Phase 8 — interpretability remainder
| Item | Status | Notes |
|---|---|---|
| Logit lens | ✅ shipped | Button in browser playground. |
| Attention heatmap | ✅ shipped | Existing “Watch the model think” panel. |
| Per-layer ablation | ✅ shipped | ”Ablate & sample” button. |
| Activation patching | ✅ shipped — position-zeroing variant | Worker patch message + GpuModel.generatePatched. Zeroes the residual stream at (layer, position); donor → recipient SWAP is the next iteration. |
| Tuned lens | ✅ shipped | tinygpt tuned-lens Mac CLI command trains per-layer probes on a frozen base. Sidecar .lenses file format. TinyGPTModel.forwardTunedLens for inference once loaded. |
Activation patching (Meng et al., 2022) (shipped — zero-patch variant)

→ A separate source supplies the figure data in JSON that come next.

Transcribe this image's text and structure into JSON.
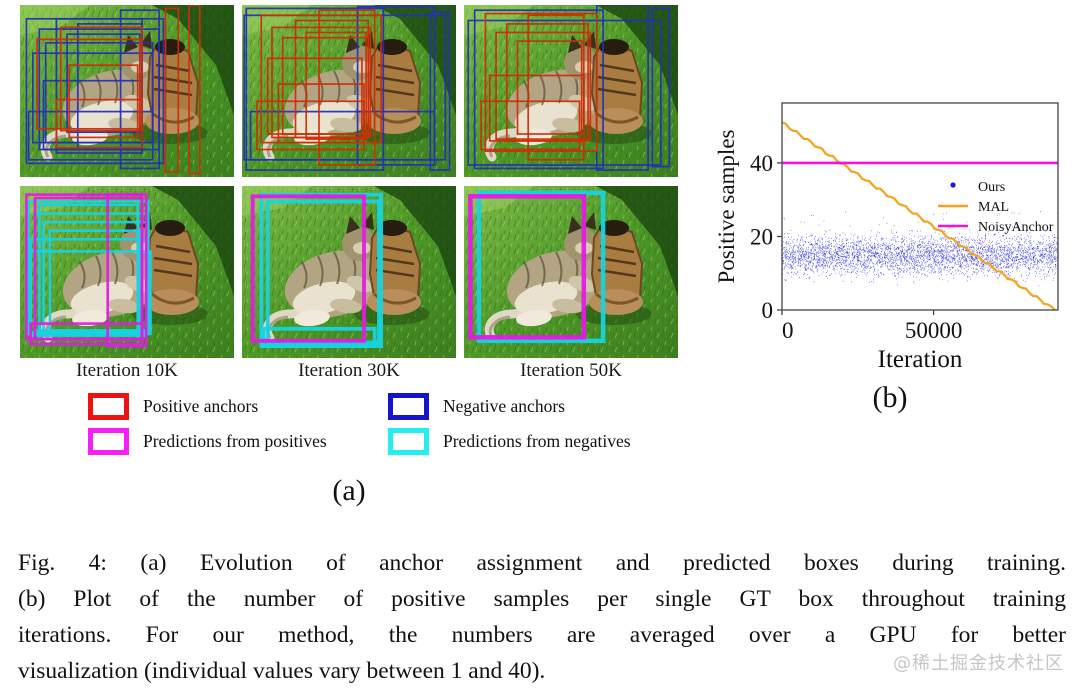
{
  "figure": {
    "caption_lines": [
      "Fig. 4: (a) Evolution of anchor assignment and predicted boxes during training.",
      "(b) Plot of the number of positive samples per single GT box throughout training",
      "iterations. For our method, the numbers are averaged over a GPU for better",
      "visualization (individual values vary between 1 and 40)."
    ],
    "watermark": "@稀土掘金技术社区",
    "panel_a": {
      "label": "(a)",
      "iteration_labels": [
        "Iteration 10K",
        "Iteration 30K",
        "Iteration 50K"
      ],
      "legend": [
        {
          "key": "pos",
          "label": "Positive anchors",
          "color": "#ee1111"
        },
        {
          "key": "neg",
          "label": "Negative anchors",
          "color": "#1414cc"
        },
        {
          "key": "predpos",
          "label": "Predictions from positives",
          "color": "#f620f6"
        },
        {
          "key": "predneg",
          "label": "Predictions from negatives",
          "color": "#25eeee"
        }
      ],
      "box_colors": {
        "pos": "#cf2e04",
        "neg": "#2430b8",
        "predpos": "#e619e6",
        "predneg": "#17d3e0"
      },
      "panels": [
        {
          "name": "anchors-10k",
          "stroke": 1.7,
          "boxes": [
            [
              9,
              14,
              56,
              70,
              "neg"
            ],
            [
              12,
              22,
              50,
              58,
              "neg"
            ],
            [
              6,
              28,
              56,
              52,
              "neg"
            ],
            [
              17,
              8,
              40,
              78,
              "neg"
            ],
            [
              11,
              44,
              46,
              40,
              "neg"
            ],
            [
              22,
              17,
              34,
              57,
              "neg"
            ],
            [
              4,
              62,
              58,
              28,
              "neg"
            ],
            [
              27,
              11,
              30,
              72,
              "neg"
            ],
            [
              47,
              3,
              18,
              92,
              "neg"
            ],
            [
              3,
              8,
              64,
              84,
              "neg"
            ],
            [
              19,
              13,
              38,
              60,
              "pos"
            ],
            [
              23,
              35,
              32,
              42,
              "pos"
            ],
            [
              8,
              20,
              48,
              52,
              "pos"
            ],
            [
              68,
              2,
              6,
              95,
              "pos"
            ],
            [
              79,
              0,
              5,
              98,
              "pos"
            ],
            [
              17,
              55,
              40,
              28,
              "pos"
            ]
          ]
        },
        {
          "name": "anchors-30k",
          "stroke": 1.7,
          "boxes": [
            [
              1,
              6,
              94,
              84,
              "neg"
            ],
            [
              4,
              62,
              86,
              28,
              "neg"
            ],
            [
              54,
              1,
              36,
              92,
              "neg"
            ],
            [
              88,
              4,
              9,
              92,
              "neg"
            ],
            [
              2,
              2,
              64,
              94,
              "neg"
            ],
            [
              9,
              6,
              56,
              74,
              "pos"
            ],
            [
              14,
              13,
              46,
              64,
              "pos"
            ],
            [
              19,
              19,
              40,
              56,
              "pos"
            ],
            [
              12,
              31,
              44,
              44,
              "pos"
            ],
            [
              25,
              9,
              34,
              68,
              "pos"
            ],
            [
              17,
              46,
              40,
              34,
              "pos"
            ],
            [
              30,
              16,
              28,
              62,
              "pos"
            ],
            [
              7,
              56,
              50,
              28,
              "pos"
            ],
            [
              36,
              3,
              26,
              90,
              "pos"
            ]
          ]
        },
        {
          "name": "anchors-50k",
          "stroke": 1.7,
          "boxes": [
            [
              2,
              9,
              90,
              84,
              "neg"
            ],
            [
              62,
              0,
              24,
              96,
              "neg"
            ],
            [
              88,
              2,
              8,
              92,
              "neg"
            ],
            [
              5,
              3,
              60,
              92,
              "neg"
            ],
            [
              10,
              5,
              52,
              80,
              "pos"
            ],
            [
              15,
              16,
              44,
              62,
              "pos"
            ],
            [
              20,
              11,
              38,
              68,
              "pos"
            ],
            [
              12,
              41,
              44,
              38,
              "pos"
            ],
            [
              25,
              21,
              30,
              54,
              "pos"
            ],
            [
              8,
              56,
              46,
              28,
              "pos"
            ],
            [
              30,
              6,
              26,
              84,
              "pos"
            ]
          ]
        },
        {
          "name": "predictions-10k",
          "stroke": 2.6,
          "boxes": [
            [
              4,
              9,
              56,
              76,
              "predneg"
            ],
            [
              7,
              16,
              52,
              68,
              "predneg"
            ],
            [
              11,
              21,
              48,
              64,
              "predneg"
            ],
            [
              5,
              31,
              54,
              56,
              "predneg"
            ],
            [
              9,
              11,
              46,
              78,
              "predneg"
            ],
            [
              14,
              26,
              42,
              58,
              "predneg"
            ],
            [
              3,
              38,
              58,
              48,
              "predneg"
            ],
            [
              3,
              5,
              54,
              84,
              "predpos"
            ],
            [
              7,
              7,
              50,
              82,
              "predpos"
            ],
            [
              41,
              5,
              18,
              88,
              "predpos"
            ],
            [
              5,
              80,
              52,
              12,
              "predpos"
            ]
          ]
        },
        {
          "name": "predictions-30k",
          "stroke": 3.8,
          "boxes": [
            [
              9,
              5,
              56,
              88,
              "predneg"
            ],
            [
              12,
              9,
              52,
              82,
              "predneg"
            ],
            [
              10,
              83,
              52,
              10,
              "predneg"
            ],
            [
              5,
              6,
              52,
              84,
              "predpos"
            ]
          ]
        },
        {
          "name": "predictions-50k",
          "stroke": 4.5,
          "boxes": [
            [
              7,
              4,
              58,
              86,
              "predneg"
            ],
            [
              3,
              6,
              53,
              82,
              "predpos"
            ]
          ]
        }
      ]
    },
    "panel_b": {
      "label": "(b)"
    }
  },
  "chart_data": {
    "type": "mixed",
    "title": "",
    "xlabel": "Iteration",
    "ylabel": "Positive samples",
    "xlim": [
      0,
      91000
    ],
    "ylim": [
      0,
      56
    ],
    "xticks": [
      0,
      50000
    ],
    "yticks": [
      0,
      20,
      40
    ],
    "grid": false,
    "legend_position": "center-right",
    "series": [
      {
        "name": "Ours",
        "type": "scatter",
        "color": "#1818e6",
        "marker": "dot",
        "points_summary": {
          "count": 4000,
          "x_range": [
            0,
            91000
          ],
          "y_mean": 14.8,
          "y_std": 2.7,
          "y_range": [
            5,
            27
          ],
          "description": "dense noisy band of positive-sample counts per iteration"
        }
      },
      {
        "name": "MAL",
        "type": "line",
        "color": "#f5a31a",
        "style": "stair-wiggle",
        "points": [
          [
            0,
            51
          ],
          [
            90000,
            0
          ]
        ]
      },
      {
        "name": "NoisyAnchor",
        "type": "line",
        "color": "#f711dd",
        "points": [
          [
            0,
            40
          ],
          [
            91000,
            40
          ]
        ]
      }
    ]
  }
}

webgpu/train.wgsl gains a patch_zero kernel; worker exposes a
patch message. The simplest causal intervention: at the specified
(layer, position), ZERO OUT the residual stream value. The output
reveals whether that token’s representation at that depth was
load-bearing.
The full donor → recipient SWAP (Meng et al., 2022’s original variant) requires:
- A second forward over the donor prompt with hidden-state capture at (layer, position) coords (download to CPU is fine for the small models we run).

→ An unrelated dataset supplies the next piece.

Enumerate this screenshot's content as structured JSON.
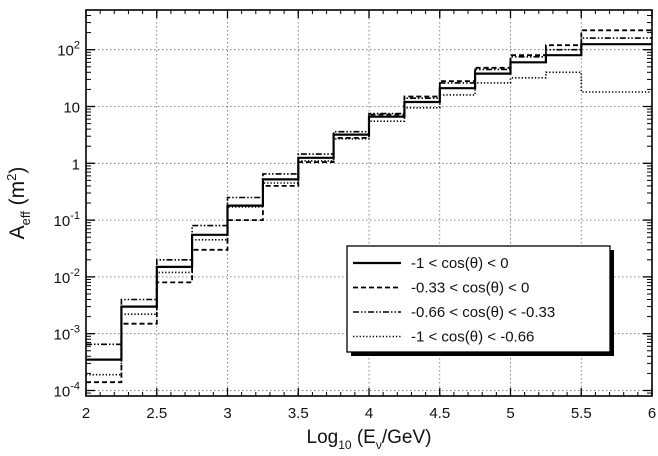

- An “upload + scatter into a row” GPU op (slot the donor’s value into the recipient’s residual stream at that position).
- A two-prompt UI to pick donor and recipient.
The shipped zero-patch is mechanically the same gate (replace one row of x); the donor-swap path differs only in WHAT we put in that row. Bounded follow-up.
Tuned lens (Belrose et al., 2023) (shipped)
tinygpt tuned-lens <model> --corpus <text> trains one
Linear(d_model → vocab) per layer with the base model frozen.
Cross-entropy on each layer’s projection, mean across layers, AdamW.
Output: a small .lenses sidecar (~L × (vocab+1) × d_model floats)
in a custom “TGTL v1” format.
Inference side: TinyGPTModel.forwardTunedLens(idx) runs the base
forward with forwardLayerwise, then applies the per-layer probes —
cleaner than the raw logit lens for “what does layer 3 think the
next token is?” questions. The browser playground’s lens button
still uses the raw final-LN+LM-head projection; wiring the tuned
sidecar into the browser is the next iteration.